Specht v. Netscape Communications Corp.
Citation and Court
Specht v. Netscape Communications Corp., 306 F.3d 17 (2d Cir. 2002) (Sotomayor, J.)
Facts
Users downloaded free software from Netscape’s website. The license agreement—which contained an arbitration clause—was posted on a separate webpage that users could access by scrolling down, but there was no prompt requiring users to view or affirmatively accept the license before downloading. Netscape argued users were bound by the license terms; Specht and other plaintiffs argued they had no notice of the arbitration clause.
Issue
Whether users who downloaded software from a website without being required to click to accept a license agreement were bound by the terms of that agreement, including its arbitration clause.
Holding
Judge Sotomayor held that the browsewrap agreement was unenforceable because users had no adequate notice of the license terms and were not required to take any affirmative step indicating assent to those terms.
Rule / Doctrine
A browsewrap agreement—where terms are made available by a link or scroll but users need not affirmatively indicate assent—is unenforceable unless the user had actual or constructive notice of the terms.
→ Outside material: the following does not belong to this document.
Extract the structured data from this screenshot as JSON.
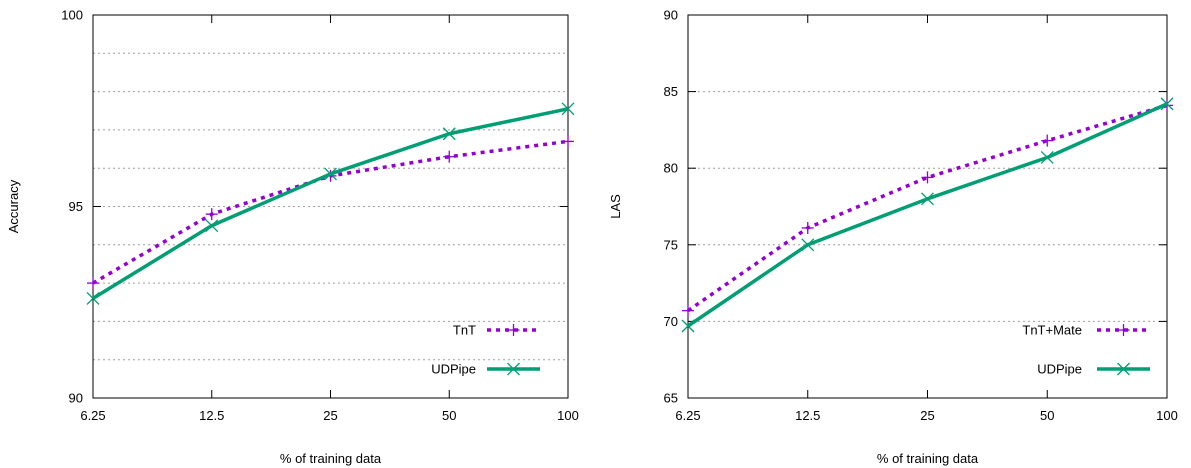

Mere access to terms on a linked or submerged webpage does not constitute notice sufficient to bind a user who was not prompted to review or accept them.
Significance
The leading Second Circuit case distinguishing enforceable clickwrap agreements (see Caspi v. Microsoft Network) from unenforceable browsewrap agreements. Establishes that mutual assent in the online context requires that the user have reasonable notice of terms and an opportunity to manifest acceptance. Judge Sotomayor’s opinion is widely cited in internet contract law.